Штокроза улыбнулась, прежде чем спросить:

– У тебя нет синяков – тебе ведь достается столько ударов?

Малышка пожала плечами. Бабушка, которая каждый вечер мыла ее в ванне, удостоверилась, что она цела и невредима. Это было очень странно: на Мальве не оставалось синяков.

На следующий день, когда ученики попытались втянуть девочку в одну из своих садистских игр, она вежливо отказалась. Они настаивали, но Мальва стояла на своем. Они решили ее побить. Она очень спокойно посмотрела им в глаза и сказала:

– Это бесполезно, на мне не остается следов.

Они так растерялись, что занялись чем-то другим. Отныне Мальва стала одиноким ребенком. На переменах она бесконечно прохаживалась одна, что-то напевая. Казалось, ничто ее не трогало. Единственное, что было для нее важно, – это вернуться к бабушке.

– Тебе очень тяжело оттого, что у тебя нет друзей? – спросила ее та.

– Мне все равно в школе не очень нравится, – последовал ответ.

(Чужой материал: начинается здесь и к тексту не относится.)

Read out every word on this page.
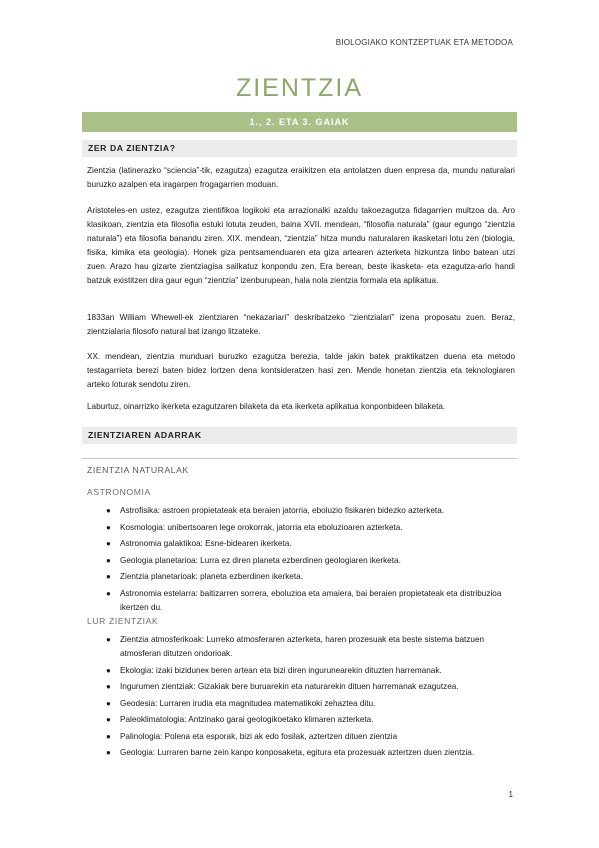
BIOLOGIAKO KONTZEPTUAK ETA METODOA
ZIENTZIA
1., 2. ETA 3. GAIAK
ZER DA ZIENTZIA?

Zientzia (latinerazko “sciencia”-tik, ezagutza) ezagutza eraikitzen eta antolatzen duen enpresa da, mundu naturalari buruzko azalpen eta iragarpen frogagarrien moduan.

Aristoteles-en ustez, ezagutza zientifikoa logikoki eta arrazionalki azaldu takoezagutza fidagarrien multzoa da. Aro klasikoan, zientzia eta filosofia estuki lotuta zeuden, baina XVII. mendean, “filosofia naturala” (gaur egungo “zientzia naturala”) eta filosofia banandu ziren. XIX. mendean, “zientzia” hitza mundu naturalaren ikasketari lotu zen (biologia, fisika, kimika eta geologia). Honek giza pentsamenduaren eta giza artearen azterketa hizkuntza linbo batean utzi zuen. Arazo hau gizarte zientziagisa sailkatuz konpondu zen. Era berean, beste ikasketa- eta ezagutza-arlo handi batzuk existitzen dira gaur egun “zientzia” izenburupean, hala nola zientzia formala eta aplikatua.

1833an William Whewell-ek zientziaren “nekazariari” deskribatzeko “zientzialari” izena proposatu zuen. Beraz, zientzialaria filosofo natural bat izango litzateke.

XX. mendean, zientzia munduari buruzko ezagutza berezia, talde jakin batek praktikatzen duena eta metodo testagarrieta berezi baten bidez lortzen dena kontsideratzen hasi zen. Mende honetan zientzia eta teknologiaren arteko loturak sendotu ziren.

Laburtuz, oinarrizko ikerketa ezagutzaren bilaketa da eta ikerketa aplikatua konponbideen bilaketa.

ZIENTZIAREN ADARRAK
ZIENTZIA NATURALAK
ASTRONOMIA
● Astrofisika: astroen propietateak eta beraien jatorria, eboluzio fisikaren bidezko azterketa.
● Kosmologia: unibertsoaren lege orokorrak, jatorria eta eboluzioaren azterketa.
● Astronomia galaktikoa: Esne-bidearen ikerketa.
● Geologia planetarioa: Lurra ez diren planeta ezberdinen geologiaren ikerketa.
● Zientzia planetarioak: planeta ezberdinen ikerketa.
● Astronomia estelarra: baitizarren sorrera, eboluzioa eta amaiera, bai beraien propietateak eta distribuzioa ikertzen du.
LUR ZIENTZIAK
● Zientzia atmosferikoak: Lurreko atmosferaren azterketa, haren prozesuak eta beste sistema batzuen atmosferan ditutzen ondorioak.
● Ekologia: izaki biziduneк beren artean eta bizi diren ingurunearekin dituzten harremanak.
● Ingurumen zientziak: Gizakiak bere buruarekin eta naturarekin dituen harremanak ezagutzea.
● Geodesia: Lurraren irudia eta magnitudea matematikoki zehaztea ditu.
● Paleoklimatologia: Antzinako garai geologikoetako klimaren azterketa.
● Palinologia: Polena eta esporak, bizi ak edo fosilak, aztertzen dituen zientzia
● Geologia: Lurraren barne zein kanpo konposaketa, egitura eta prozesuak aztertzen duen zientzia.
1
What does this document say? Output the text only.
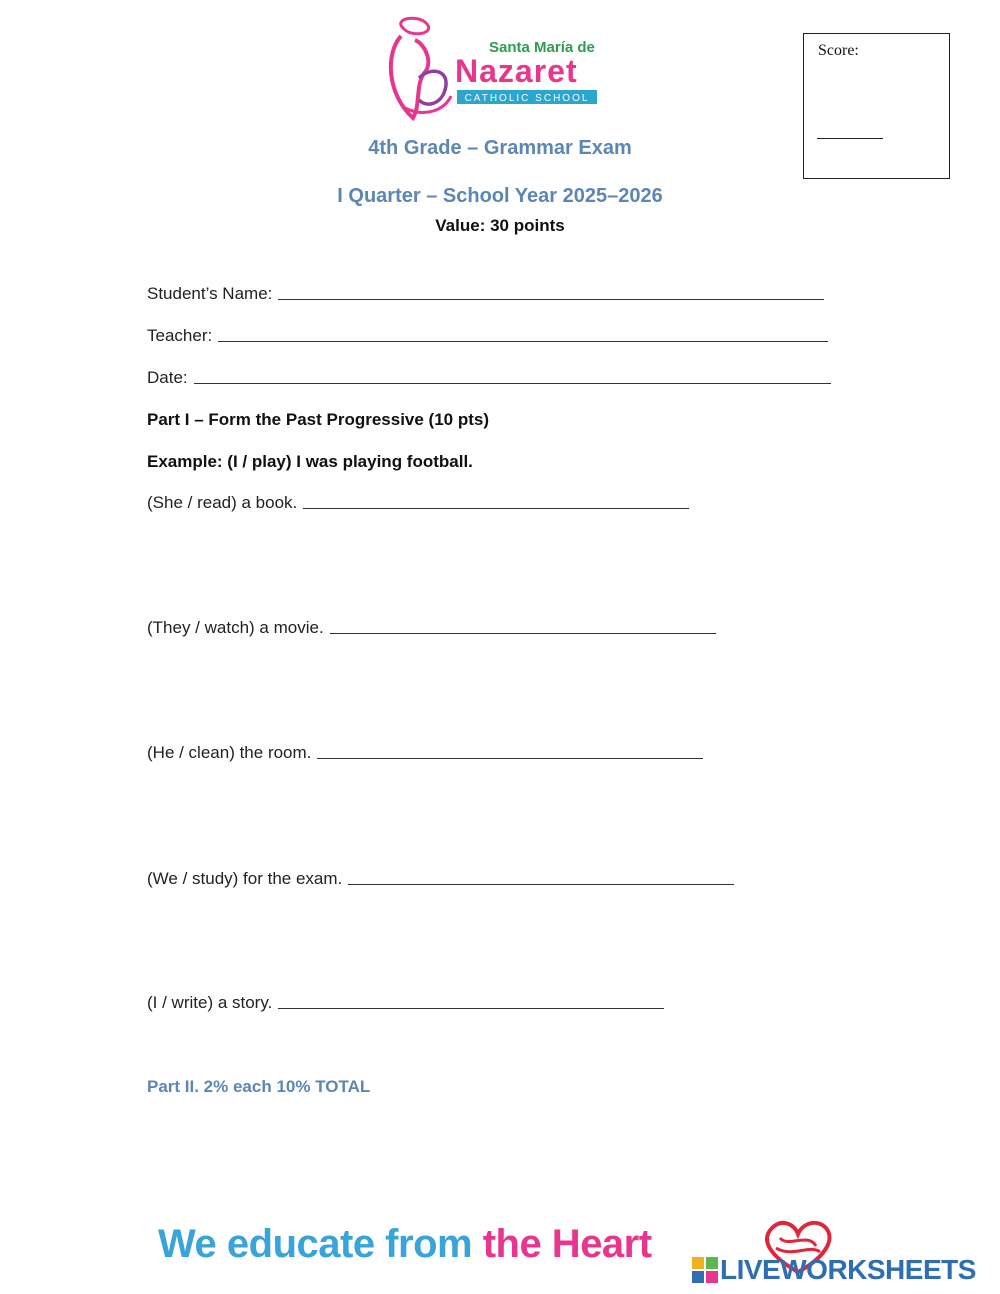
Santa María de
Nazaret
CATHOLIC SCHOOL
Score:
4th Grade – Grammar Exam
I Quarter – School Year 2025–2026
Value: 30 points
Student’s Name:
Teacher:
Date:
Part I – Form the Past Progressive (10 pts)
Example: (I / play) I was playing football.
(She / read) a book.
(They / watch) a movie.
(He / clean) the room.
(We / study) for the exam.
(I / write) a story.
Part II. 2% each 10% TOTAL
We educate from the Heart
LIVEWORKSHEETS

В выходные Мальва по-прежнему усаживалась в центре столовой дворца и смотрела вокруг, не двигаясь с места.

– Тебе не скучно? – поинтересовалась Штокроза.

– Нет. Я всякий раз замечаю что-то новое.

Бабушка была так очарована ее ответом, что повела малышку в свою спальню. Одно это уже было редкой привилегией, потому что Штокроза не позволяла никому ступать в ее святилище, но тем дело не закончилось.

– Я покажу тебе то, что не показываю никому.

Старая дама присела у туалетного столика, пристроила ребенка к себе на колени, открыла ящик и достала кожаную шкатулку.

– Кожа – это кожа, как человеческая: с ней ничто не сравнится, если хранишь нечто хрупкое и не хочешь его повредить.

Она подняла крышку, и открылся мир великолепия, обустроенный с великой тщательностью.

– Драгоценности не должны соприкасаться: на камнях могут остаться царапины. Только в фильмах про пиратов сокровища навалены грудой. Каждое украшение – тонкая вещь, которая не выносит прикосновения себе подобных.

Внутренность шкатулки представляла собой многоэтажный лабиринт с секретными ящичками, бархатными подушечками, ловушками, темными извилинами и ужасными механизмами.

– Дай мне свою руку. Закрой глаза.

Малышка подчинилась, дрожа от страха. Бабушка поместила ее руку внутрь гениального устройства, чья мягкость в самых неожиданных уголках сменялась холодной твердостью металла и драгоценного камня.

– Даже если бы ты была слепой, ты бы почувствовала, как это прекрасно, правда?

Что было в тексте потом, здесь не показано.